Wednesday, June 3, 2009

QHSR Information Collection Request

Yesterday, DHS posted another information collection request (ICR) in the Federal Register. ICR’s are a required part of the justification process for a federal agency to collect information from the private sector. I frequently post quick notes about such ICR’s that might affect the chemical security community, just to share the information. This ICR requires a bit more explanation. The 9/11 Commission Implementation Act required the Department to emulate the Department of Defense and conduct a Quadrennial Review (Quadrennial Homeland Security Review) to ensure that the Department is adequately keeping their programs directed at the most important threats to Homeland Security. This is intended to be a wide ranging review of current threats, programs, agencies, regulations.

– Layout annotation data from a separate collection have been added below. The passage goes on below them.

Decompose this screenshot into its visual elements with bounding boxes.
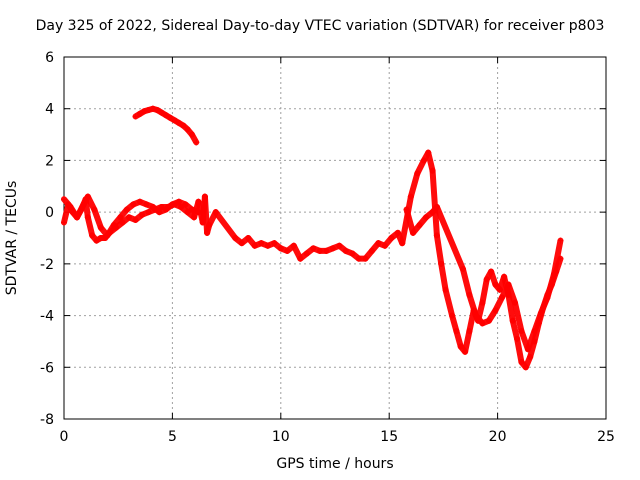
data-track-segment — [403, 206, 417, 236]
y-tick-label: -8 — [40, 412, 54, 428]
data-track-segment — [531, 309, 544, 335]
axis-ticks: 0 5 10 15 20 25 -8 -6 -4 -2 0 2 4 6 — [40, 50, 615, 445]
data-track-segment — [514, 335, 525, 366]
data-points — [61, 105, 564, 371]
x-tick-label: 15 — [380, 429, 398, 445]
data-track-segment — [188, 131, 200, 146]
data-track-segment — [466, 291, 479, 319]
data-track-segment — [84, 214, 96, 239]
y-tick-label: -6 — [40, 360, 54, 376]
y-tick-label: -2 — [40, 257, 54, 273]
plot-frame — [63, 56, 607, 420]
y-tick-label: 0 — [45, 205, 54, 221]
y-tick-label: 4 — [45, 102, 54, 118]
data-track-segment — [425, 149, 436, 174]
y-tick-label: -4 — [40, 309, 54, 325]
data-track-segment — [505, 281, 518, 306]
data-track-segment — [479, 276, 490, 306]
data-track-segment — [550, 237, 564, 278]
data-track-segment — [433, 203, 466, 273]
x-axis-label: GPS time / hours — [276, 456, 394, 472]
x-tick-label: 10 — [272, 429, 290, 445]
data-track-segment — [544, 271, 557, 301]
data-track-segment — [91, 206, 104, 231]
x-tick-label: 20 — [489, 429, 507, 445]
data-track-segment — [459, 266, 473, 298]
data-track-segment — [407, 170, 421, 200]
data-track-segment — [212, 209, 239, 241]
y-tick-label: 2 — [45, 153, 54, 169]
data-track-segment — [433, 232, 445, 267]
data-track-segment — [442, 286, 456, 319]
series-upper-late — [403, 203, 564, 353]
series-main — [61, 149, 564, 371]
data-track-segment — [505, 291, 516, 324]
data-track-segment — [509, 317, 521, 342]
y-tick-label: 6 — [45, 50, 54, 66]
data-track-segment — [188, 206, 202, 216]
data-track-segment — [524, 328, 538, 353]
grid-lines — [64, 57, 606, 419]
series-arc — [132, 105, 200, 146]
x-tick-label: 25 — [597, 429, 615, 445]
x-tick-label: 5 — [168, 429, 177, 445]
data-track-segment — [511, 299, 525, 335]
data-track-segment — [462, 328, 473, 355]
y-axis-label: SDTVAR / TECUs — [4, 180, 20, 296]
chart-title: Day 325 of 2022, Sidereal Day-to-day VTE… — [35, 18, 605, 34]
series-upper — [61, 193, 202, 239]
data-track-segment — [438, 260, 449, 293]
x-tick-label: 0 — [60, 429, 69, 445]
data-track-segment — [429, 167, 440, 239]
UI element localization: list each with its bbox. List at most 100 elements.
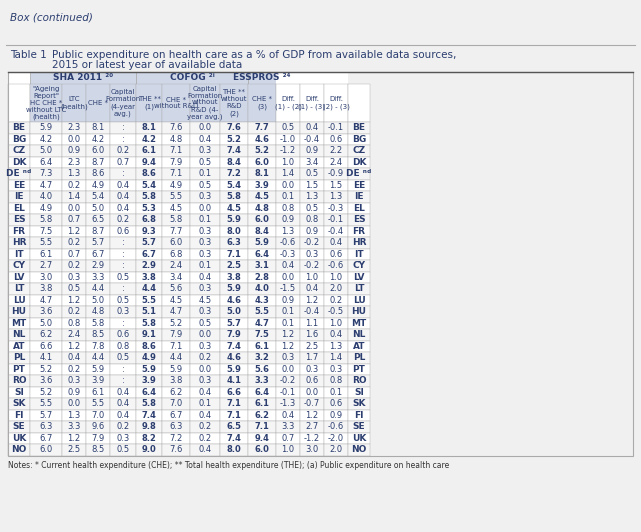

DHS is supposed to include the views of internal agencies, other Departments, state and local governments and private sector stakeholders in this review. This would be a daunting task for any agency, but especially so for a new department of the size of DHS that is still trying to meld a wide variety of agencies into an integrated tool to defend the homeland against terrorist attacks and natural disasters. Rather than complain about how hard it will be to get all of these stake holders to sit down (even in working groups) and look at the wide range of problems the Department is required to deal with, DHS took a page from the NPPD play book and is developing an on-line tool to provide an organized discussion medium to take and sort input into a meaningful information exchange. Here is how the Federal Register notice describes the tool (74 FR 26410):
“A national dialogue platform will be created and hosted to engage homeland security stakeholders around the compelling questions, ideas, or concepts that emerge through the QHSR process. The dialogue platform is based on the principle of radical scalability: The more feedback that is received, the more clearly sorted participants' preferences and priorities become. In a national dialogue, users can submit their best ideas, refine them in open discussion, and use simple rating and tagging features to identify the most popular ideas and important overarching themes. The platform can host multiple simultaneous dialogues, and dynamically pose new questions, so that DHS can repeatedly ‘pulse’ participants over a three-month timeframe.”
Talk about the government implementing a Web 2.0 application; this sounds like one of the potentially most innovative uses of on-line technology since Al Gore developed the internet. As more information becomes available, I’ll certainly pass it along. I am also actively soliciting readers to do the same. This is BIG.